I've only just "discovered" Kurt Vonnegut
I downloaded a half dozen books of his from Wowio, thinking that I had gotten his complete corpus since those were the only 6 available. It was only after checking Amazon that I see he wrote several dozen books. I think it'd cost me over $500 to own them all in paperback, since they're $10 or more each.
I've got to have all of this guy's books. He was a frigging genius.
muppet
April 27th, 2007 10:46am
So it is true... If you're really great, you only ever gain mass appreciation after you're dead.
JoC
April 27th, 2007 11:06am
I'd heard of him well before now but I probably wasn't old enough or sophisticated enough to really appreciate the writing. I think I would have sort of gotten it and found it clever at 14 or so, but I wouldn't have REALLY gotten it.
muppet
April 27th, 2007 11:09am
I mostly used "discovered" because I like how Vonnegut uses it to describe the manner in which white men "discovered" land, which involved taking it away from people who found it long before they did, by means of murder and violence.
muppet
April 27th, 2007 11:10am
I think you'd probably like Harlan Ellison too, then. He's also in that "funny curmudgeon" role.
SaveTheHubble
April 27th, 2007 11:16am
I read bits and pieces, but never one of his books. I'm curious. What do you particularly like?
$--
April 27th, 2007 11:33am
His tone, and his clever way of phrasing things. He's scathingly critical of some things while sounding very convincingly like he's heaping praise on them, instead. It's sarcasm more subtle than I'll ever manage.
muppet
April 27th, 2007 11:40am
what books though?
his ideas on storytelling and writing were pretty interesting.
$--
April 27th, 2007 11:42am
Ellison is funny?
He's an angry little sociopath lashing out at everything and demanding credit for things he didn't do.
Lurk Machine
April 27th, 2007 11:47am
I'm reading Breakfast of Champions right now and enjoying it quite a bit. I liked Cat's Cradle, which I read first. But Breakfast (so far) and Cat's I enjoy for the style more than the story.

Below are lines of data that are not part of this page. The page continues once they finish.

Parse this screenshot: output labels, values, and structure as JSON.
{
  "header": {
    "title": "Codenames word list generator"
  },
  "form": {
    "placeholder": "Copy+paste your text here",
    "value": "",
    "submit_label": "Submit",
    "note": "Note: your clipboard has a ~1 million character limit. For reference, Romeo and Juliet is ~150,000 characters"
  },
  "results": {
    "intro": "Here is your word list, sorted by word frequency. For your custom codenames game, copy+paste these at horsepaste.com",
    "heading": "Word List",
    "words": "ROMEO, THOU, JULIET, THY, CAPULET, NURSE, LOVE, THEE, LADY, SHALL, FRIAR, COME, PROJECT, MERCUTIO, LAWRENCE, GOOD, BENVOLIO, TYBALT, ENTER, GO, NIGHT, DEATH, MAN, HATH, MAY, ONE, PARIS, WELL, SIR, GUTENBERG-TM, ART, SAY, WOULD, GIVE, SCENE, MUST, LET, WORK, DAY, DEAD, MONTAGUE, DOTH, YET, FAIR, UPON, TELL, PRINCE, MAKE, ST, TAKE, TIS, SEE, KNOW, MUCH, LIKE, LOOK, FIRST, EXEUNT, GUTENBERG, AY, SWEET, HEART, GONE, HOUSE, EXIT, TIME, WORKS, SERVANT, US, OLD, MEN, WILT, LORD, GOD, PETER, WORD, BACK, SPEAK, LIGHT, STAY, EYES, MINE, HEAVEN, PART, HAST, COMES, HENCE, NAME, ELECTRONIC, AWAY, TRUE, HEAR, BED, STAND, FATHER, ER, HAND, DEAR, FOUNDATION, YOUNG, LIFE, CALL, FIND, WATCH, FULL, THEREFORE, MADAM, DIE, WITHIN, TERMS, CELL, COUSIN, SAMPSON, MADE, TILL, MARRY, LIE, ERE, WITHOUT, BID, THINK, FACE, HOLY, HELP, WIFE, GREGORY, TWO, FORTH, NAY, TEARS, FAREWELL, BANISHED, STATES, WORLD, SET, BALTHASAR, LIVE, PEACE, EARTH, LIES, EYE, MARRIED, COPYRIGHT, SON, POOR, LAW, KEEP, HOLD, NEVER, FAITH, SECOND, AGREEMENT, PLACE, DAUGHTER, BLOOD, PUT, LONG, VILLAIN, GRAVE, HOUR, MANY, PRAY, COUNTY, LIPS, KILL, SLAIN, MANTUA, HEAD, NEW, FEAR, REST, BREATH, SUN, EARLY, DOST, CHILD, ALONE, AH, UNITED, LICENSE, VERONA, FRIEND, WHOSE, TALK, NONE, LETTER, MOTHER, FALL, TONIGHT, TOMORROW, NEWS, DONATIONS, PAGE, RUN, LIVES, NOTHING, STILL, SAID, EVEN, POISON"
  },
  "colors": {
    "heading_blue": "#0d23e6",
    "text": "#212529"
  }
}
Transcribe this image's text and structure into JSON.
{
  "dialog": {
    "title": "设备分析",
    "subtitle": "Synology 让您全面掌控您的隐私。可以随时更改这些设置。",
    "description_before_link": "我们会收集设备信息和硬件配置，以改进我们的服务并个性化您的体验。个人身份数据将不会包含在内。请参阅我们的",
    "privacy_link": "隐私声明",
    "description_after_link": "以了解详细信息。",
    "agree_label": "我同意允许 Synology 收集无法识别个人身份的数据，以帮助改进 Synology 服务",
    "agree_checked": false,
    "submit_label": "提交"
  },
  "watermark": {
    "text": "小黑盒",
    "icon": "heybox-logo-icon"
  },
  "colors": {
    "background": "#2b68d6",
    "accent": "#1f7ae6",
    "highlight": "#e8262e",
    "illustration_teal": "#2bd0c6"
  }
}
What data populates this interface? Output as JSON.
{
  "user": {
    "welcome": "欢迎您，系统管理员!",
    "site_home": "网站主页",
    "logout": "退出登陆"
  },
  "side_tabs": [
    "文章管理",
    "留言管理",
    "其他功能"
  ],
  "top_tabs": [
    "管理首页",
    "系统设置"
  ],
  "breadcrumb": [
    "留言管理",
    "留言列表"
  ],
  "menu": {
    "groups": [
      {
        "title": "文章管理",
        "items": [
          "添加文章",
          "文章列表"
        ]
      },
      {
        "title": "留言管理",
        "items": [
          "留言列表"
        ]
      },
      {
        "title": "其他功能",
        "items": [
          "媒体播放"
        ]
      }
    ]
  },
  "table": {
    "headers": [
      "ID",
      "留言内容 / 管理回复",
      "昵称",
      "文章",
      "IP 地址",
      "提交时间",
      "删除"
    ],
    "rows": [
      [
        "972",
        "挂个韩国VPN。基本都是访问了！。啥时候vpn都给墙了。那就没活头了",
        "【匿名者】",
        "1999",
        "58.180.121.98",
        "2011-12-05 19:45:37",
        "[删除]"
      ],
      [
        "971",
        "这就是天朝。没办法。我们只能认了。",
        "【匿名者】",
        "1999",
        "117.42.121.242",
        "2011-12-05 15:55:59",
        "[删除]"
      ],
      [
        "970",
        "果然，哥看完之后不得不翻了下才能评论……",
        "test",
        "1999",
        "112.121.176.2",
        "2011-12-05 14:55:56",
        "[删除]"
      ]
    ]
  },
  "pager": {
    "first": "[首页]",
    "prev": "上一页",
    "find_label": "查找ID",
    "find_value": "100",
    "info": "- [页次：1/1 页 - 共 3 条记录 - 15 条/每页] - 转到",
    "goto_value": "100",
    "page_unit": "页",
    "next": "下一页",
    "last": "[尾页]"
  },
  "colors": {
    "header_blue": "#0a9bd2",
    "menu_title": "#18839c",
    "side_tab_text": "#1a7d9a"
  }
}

Slaughterhouse Five is so far my favorite. His exploration of time as a dimension is really interesting. A neat take on the idea.
muppet
April 27th, 2007 11:47am
Have they released "Welcome to the Monkey House"?
"and when I pee
I pee turquoise!" -- good line.
Yeah, in his later years, Harlan has gotten more bitter, and less funny. Odd how that happens.
Though early on he wrote "The Man Who Was Heavily Into Revenge" -- about mailing bricks to a publisher who INSISTED on putting cigarette adds in the middle of one of Harlan's paperback book publishing runs.
Spooky. Funny, but spooky.
SaveTheHubble
April 27th, 2007 12:15pm
This is my picture of an asshole: *
lol
$--
April 27th, 2007 12:26pm
" I think I would have sort of gotten it and found it clever at 14 or so, but I wouldn't have REALLY gotten it."
That's about how I experienced them. I didn't get Slaughterhouse 5 at all. I thought the 'disappearing' paintingings in Bluebeard were clever.